The stocktake: how the real state comes to light
The first step isn't a technical one, it's a survey — anonymous, three questions: which AI tools do you use? For what? Which of it actually helps? Anonymous isn't a detail here, it's the precondition. As long as the usage is banned or unregulated, a survey with names gets exactly the answers it deserves: polished ones. An explicit amnesty belongs with it — what happened so far happened under unclear rules, from now on clear ones apply. Whoever wants to prosecute the old cases will never get honest new answers again.
What comes to light surprises in both directions. More usage than expected — almost always. But also: better ideas than expected. The sales assistant who has quote drafts built from meeting notes; the technician who has English error messages translated instead of guessing. That list is the actual treasure of the exercise: it's the requirements catalogue for the permitted tool and the topic plan for the training in one. And in companies with a works council, it belongs at the table early — a rule that's carried along beats any rule that's announced.

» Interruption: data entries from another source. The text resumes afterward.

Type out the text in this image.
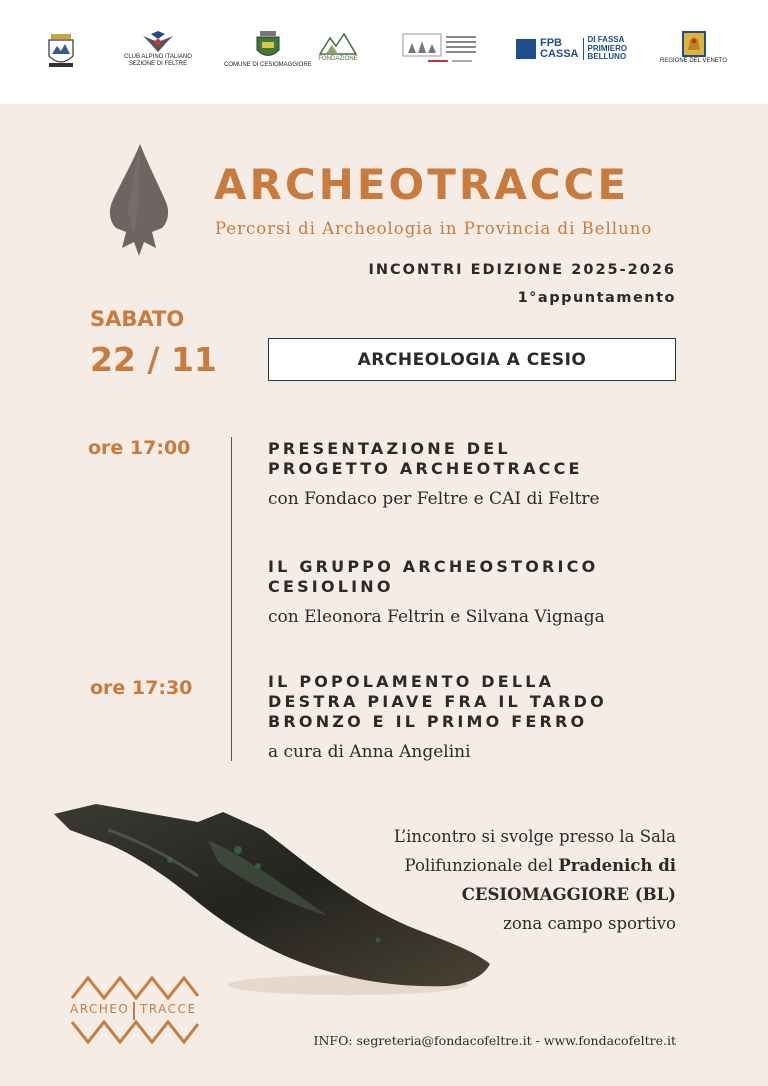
CLUB ALPINO ITALIANO
SEZIONE DI FELTRE	COMUNE DI CESIOMAGGIORE
FONDAZIONE
FPB
CASSA
DI FASSA
PRIMIERO
BELLUNO	REGIONE DEL VENETO
ARCHEOTRACCE
Percorsi di Archeologia in Provincia di Belluno
INCONTRI EDIZIONE 2025-2026
1°appuntamento
SABATO
22 / 11	ARCHEOLOGIA A CESIO
ore 17:00	PRESENTAZIONE DEL
PROGETTO ARCHEOTRACCE
con Fondaco per Feltre e CAI di Feltre
IL GRUPPO ARCHEOSTORICO
CESIOLINO
con Eleonora Feltrin e Silvana Vignaga
ore 17:30	IL POPOLAMENTO DELLA
DESTRA PIAVE FRA IL TARDO
BRONZO E IL PRIMO FERRO
a cura di Anna Angelini
L’incontro si svolge presso la Sala
Polifunzionale del Pradenich di
CESIOMAGGIORE (BL)
zona campo sportivo
ARCHEO TRACCE
INFO: segreteria@fondacofeltre.it - www.fondacofeltre.it
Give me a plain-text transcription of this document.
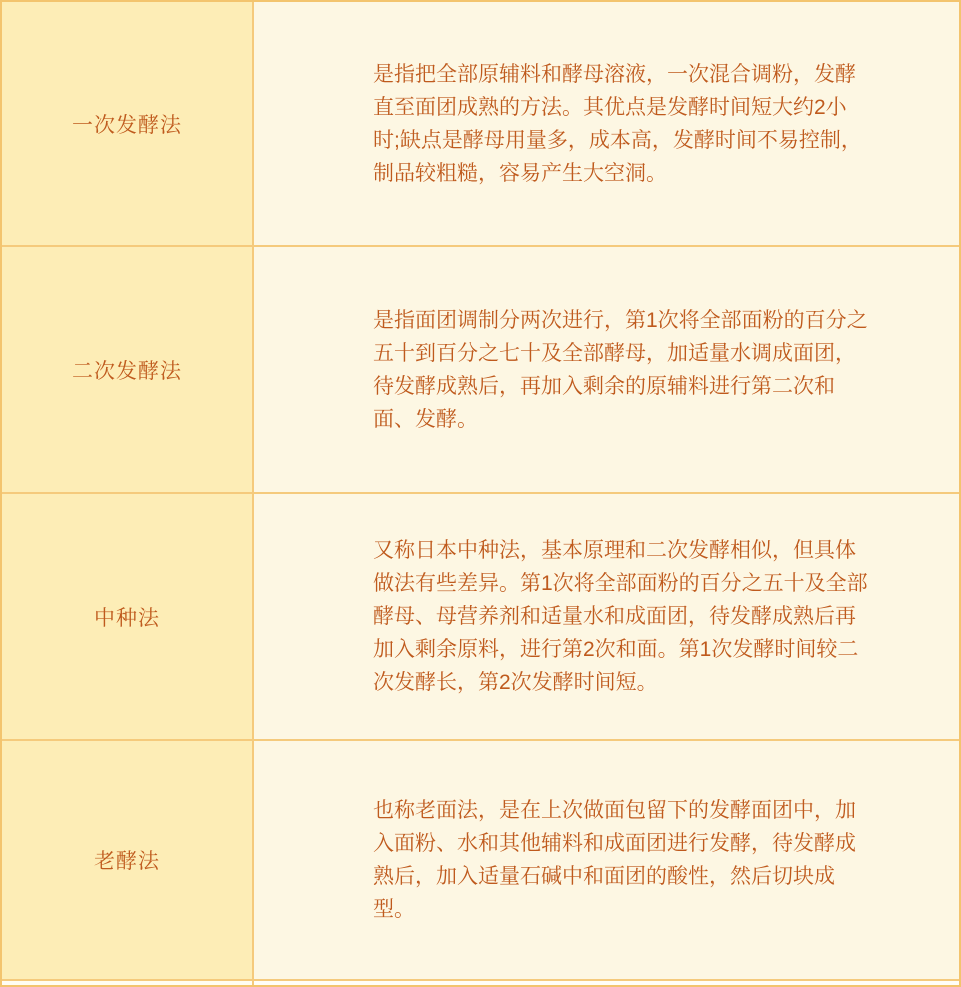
一次发酵法
是指把全部原辅料和酵母溶液，一次混合调粉，发酵直至面团成熟的方法。其优点是发酵时间短大约2小时;缺点是酵母用量多，成本高，发酵时间不易控制，制品较粗糙，容易产生大空洞。
二次发酵法
是指面团调制分两次进行，第1次将全部面粉的百分之五十到百分之七十及全部酵母，加适量水调成面团，待发酵成熟后，再加入剩余的原辅料进行第二次和面、发酵。
中种法
又称日本中种法，基本原理和二次发酵相似，但具体做法有些差异。第1次将全部面粉的百分之五十及全部酵母、母营养剂和适量水和成面团，待发酵成熟后再加入剩余原料，进行第2次和面。第1次发酵时间较二次发酵长，第2次发酵时间短。
老酵法
也称老面法，是在上次做面包留下的发酵面团中，加入面粉、水和其他辅料和成面团进行发酵，待发酵成熟后，加入适量石碱中和面团的酸性，然后切块成型。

An AI policy in six points
What we recommend to companies as a starting point fits on one page. Not because the topic is small — but because one page gets read and twenty don't:
- These tools are permitted. Named concretely, with company access. For work content: only these — private accounts are off-limits for company data.
- This must never go in: personal data without a clarified basis, credentials, trade secrets, anything covered by a non-disclosure agreement.
- AI results are drafts. Responsibility stays with the person using the result. Everything that leaves the building or gets booked is reviewed by a human first.
- Transparency instead of a confessional. Whoever used AI says so where it matters for the review — so the second reader knows what to look out for.
- Reporting questions and mishaps is welcome — and sanction-free. There's a named contact person. Whoever reports a mistake gets help, not proceedings.
- The policy lives. Tool list and rules are reviewed and adjusted regularly — the tools change faster than any annual plan.
The fifth point is the underrated one. A policy where the first reported mishap leads to a formal warning produces exactly the silence it was meant to prevent. The reporting culture is the difference between a policy that holds and one that sits in the intranet.
A leadership task, not an IT problem
The reflex in many companies is to delegate shadow AI to IT ("just block it") or to the data protection officer ("just ban it"). Both can only treat symptoms. The actual questions are leadership questions: which tools should our people work with? What is our data worth to us? How much review do we demand before something goes out? No firewall can answer that. IT can provide and secure tools, the data protection officer can check legal bases — but the decision of how the company wants to work with this technology can be taken off neither of them.
And whoever makes the usage visible instead of punishing it gets something for free that would be expensive to buy: the most honest picture of where automation potential sits in the company. Today's shadow users mark tomorrow's use cases — they've already found them, under real conditions, without a project budget. Some of those cases are ripe for proper tools with clean integration; most just need a permitted account and a rule.
The path from "banned, but everyone does it" to "permitted, regulated, trained" is shorter than most people think — the state of things already exists, it just has to come into the light. Exactly this clean-up work — stocktake, tool selection, policy, training — is the core of our AI consulting. The hardest part, by the way, is almost never the technology. It's the first sentence from management: "We know you're using it. Let's talk about it."